Beg, Borrow, and Steal our Retreat!

That’s the goal of our high school ministries Winter retreat.

I’m not talking about a cash neutral event to the youth budget. I’m talking about… we’ve got no money so we need to do this retreat for free. We don’t have budget money and our students literally have no cash to offset expenses.

Here’s what we’re trying to do:

Create a memorable, kinetic, outside-of-our-neighborhood, experience with our high school group. We need this retreat. It’ll be good for the students and it’ll be good for the group.

Here’s how we’re going to do it

Beg: I’m not too proud to beg. Especially when it comes to the faith development of the students in our ministry. Fortunately, when it came to location, I didn’t even have to beg. I just asked a Kingdom-minded friend if we could crash his youth building for 30 hours. When I visited Danny Long earlier this fall and saw his facilities (about 30 minutes from City Heights, but far enough into East County to feel completely separate from the urban environment.) I asked if it might be a possibility to use his building for a retreat. Without flinching he was happy to do it.

Next up, Kathy (our youth pastor) asked her cousin to lead worship. Done. Teaching? I’m pretty sure we’ll split those duties. Now we’re out begging for folks to pick up the tab on our Costco run for food for the retreat.
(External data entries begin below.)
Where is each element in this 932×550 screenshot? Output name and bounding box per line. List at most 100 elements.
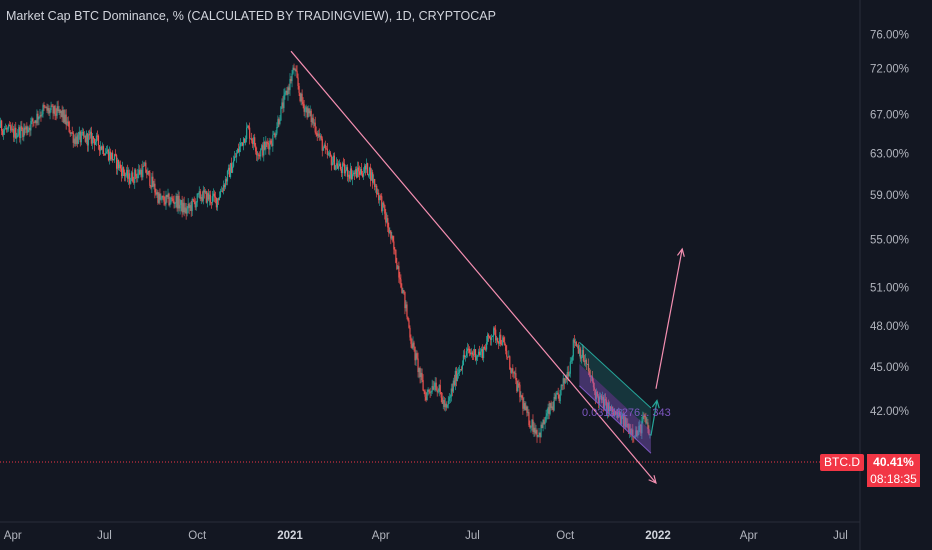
candle-body	[513, 371, 515, 374]
candle-body	[629, 428, 631, 434]
candle-body	[364, 165, 366, 174]
candle-body	[118, 159, 120, 169]
candle-body	[220, 190, 223, 192]
candle-body	[299, 92, 301, 102]
candle-body	[388, 227, 390, 233]
candle-body	[389, 230, 391, 233]
candle-body	[67, 121, 69, 123]
candle-body	[366, 163, 368, 170]
candle-body	[24, 127, 26, 130]
candle-body	[591, 376, 594, 382]
candle-body	[582, 349, 584, 361]
candle-body	[327, 153, 329, 155]
candle-body	[338, 163, 341, 167]
candle-body	[103, 154, 106, 156]
candle-body	[205, 191, 207, 203]
candle-body	[469, 352, 472, 354]
candle-body	[48, 108, 50, 114]
candle-body	[470, 352, 473, 354]
x-tick-label: 2022	[645, 530, 671, 542]
candle-body	[187, 203, 189, 209]
candle-body	[408, 320, 410, 328]
candle-body	[30, 121, 32, 131]
candle-body	[463, 355, 466, 358]
x-axis[interactable]: Apr Jul Oct 2021 Apr Jul Oct 2022 Apr Jul	[4, 530, 848, 542]
candle-body	[394, 249, 396, 251]
channel-lower-line[interactable]	[579, 385, 652, 454]
candle-body	[577, 345, 579, 354]
candle-body	[284, 92, 286, 95]
candle-body	[289, 79, 291, 91]
candle-body	[192, 199, 194, 201]
candle-body	[270, 140, 272, 144]
candle-body	[612, 406, 614, 412]
candle-body	[171, 197, 173, 199]
candle-body	[249, 127, 251, 139]
candle-body	[523, 403, 525, 409]
candle-body	[38, 116, 40, 120]
candle-body	[615, 411, 617, 415]
candle-body	[74, 138, 76, 144]
candle-body	[453, 380, 455, 386]
candle-body	[198, 191, 200, 194]
candle-body	[156, 192, 158, 195]
candle-body	[152, 176, 154, 187]
candle-body	[235, 153, 238, 158]
candle-body	[511, 368, 513, 373]
candle-body	[157, 192, 159, 203]
candle-body	[88, 134, 90, 136]
trendline[interactable]	[290, 50, 657, 484]
candle-body	[19, 127, 21, 139]
candle-body	[297, 77, 299, 86]
symbol-badge[interactable]: BTC.D	[820, 454, 864, 471]
candle-body	[545, 415, 547, 422]
candle-body	[298, 85, 300, 93]
candle-body	[34, 120, 36, 123]
candle-body	[339, 163, 342, 170]
candle-body	[551, 406, 553, 409]
candle-body	[42, 105, 44, 115]
candle-body	[482, 346, 485, 359]
candle-body	[203, 190, 205, 193]
channel-upper-line[interactable]	[579, 341, 652, 409]
candle-body	[41, 114, 43, 116]
candle-body	[441, 397, 443, 404]
candle-body	[329, 152, 331, 157]
y-axis[interactable]: 76.00% 72.00% 67.00% 63.00% 59.00% 55.00% 51.0…	[870, 29, 909, 490]
candle-body	[563, 378, 565, 384]
candle-body	[179, 205, 181, 209]
channel-lower-fill	[579, 364, 651, 454]
candle-body	[165, 194, 167, 205]
candle-body	[170, 197, 172, 203]
candle-body	[32, 118, 34, 122]
candle-body	[423, 390, 425, 392]
candle-body	[433, 387, 435, 390]
y-tick-label: 59.00%	[870, 190, 909, 202]
arrow-line[interactable]	[650, 400, 658, 436]
last-price-badge: 40.41%	[867, 454, 920, 471]
candle-body	[607, 402, 610, 412]
candle-body	[385, 213, 387, 223]
candle-body	[251, 138, 253, 141]
candle-body	[451, 388, 453, 392]
candle-body	[229, 163, 232, 178]
candle-body	[375, 185, 377, 187]
candle-body	[206, 193, 208, 203]
candle-body	[94, 141, 97, 145]
candle-body	[500, 334, 502, 345]
candle-body	[518, 383, 520, 385]
candle-body	[631, 429, 633, 435]
candle-body	[646, 422, 648, 424]
candle-body	[102, 146, 105, 155]
candle-body	[278, 119, 280, 124]
candle-body	[402, 290, 404, 294]
candle-body	[340, 169, 343, 174]
candle-body	[99, 146, 102, 151]
candle-body	[286, 90, 288, 95]
candle-body	[357, 167, 360, 172]
candle-body	[458, 369, 460, 373]
candle-body	[374, 179, 376, 187]
candle-body	[211, 196, 213, 203]
arrow-line[interactable]	[655, 248, 683, 389]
All that’s left is to beg off some programming elements. One of the tricks I learned from retreat-guru Lars Rood [author of an upcoming YS book on doing ministry for cost-neutral or free] was to not skimp on experience. So we are officially on the lookout to bring something to this retreat that our students from City Heights completely unexpected. (Horseback riding, sledding, paintball, or something along those lines.)

Borrow: We’re going to borrow ideas. Darn near all of them. Why spend all the time thinking up stuff when we can take things people are already offering for free and tweak them to work in our ministry/ From activity ideas to theme to kitchen appliances.

Steal: OK, we’re not going to steal anything. But we are stealing victory from the enemy by doing something we can’t afford for free. We might not be a resource rich ministry, but we are a resourceful group who aren’t ashamed to rely on the Kingdom.

Have you ever done a ministry event like this? If so, leave a comment and share your idea. [So I can steal it.]

Comments

5 responses to “Beg, Borrow, and Steal our Retreat!”

  1. jay sauser Avatar

    yeah, I did a weekend retreat one time that just so happened to be the same weekend as Planet Wisdom. So our kids thought I had gotten Dutton, Mark and the Skit Guys to do it all for us. It was cool. And guess what I’m planning another retreat weekend again in Feb here in Tulsa – guess who is going to be in town again.

    1. adam mclane Avatar

      That’s hilarious. And it’s totally my plan for PW in Orange County. Huh… these guys are here? We should go!

      1. jay sauser Avatar

        the bang for your buck it too good to pass up. and my kids really missed when they didn’t come last year.

  2. Tim Avatar

    We used to do WorldVision’s 30 hour famine. Last year I asked people in the church to sponsor two hour blocks of time throughout. They could do whatever activity they wanted (I did have to approve it), but they were to do all the planning, recruit their own workers, finance it, etc. I did help if they asked, and a few did.

    I think the adults who got involved appreciated the opportunity to engage the group with their own ideas (and it caused a few volunteers to come out when they normally would not have). The students also seemed to like the engagement as well. We got some good response back from it.

  3. Adam Avatar

    We had a retreat a few weeks ago on a tight budget, I wrote up a booklet …
    http://fusedretreatbooklet.blogspot.com/

    …based on the theme of our retreat (Connect) talking about our connection to God. When we talked about brokeness we found someone with old shower tiles they weren’t going to use and had the kids write their struggles down between sessions on the tiles…then to end the next session each student shattered their tile with a hammer. Then I took and spread the tiles on a table set for communion for the next session symbolizing that He was broken to fix our brokenness. We took communion and just worshiped (I led and played).

    It was cheap, nearly no cost what DID have cost was donated. We held 5 sessions One was a kick off, one was just worship, prayer, and communion and the other three were normal service type settings. Very successful, very cheap.

    Didn’t get free shelter though, but it was cheap…and good. WLD Ranch in Girard, PA if anyone is interested.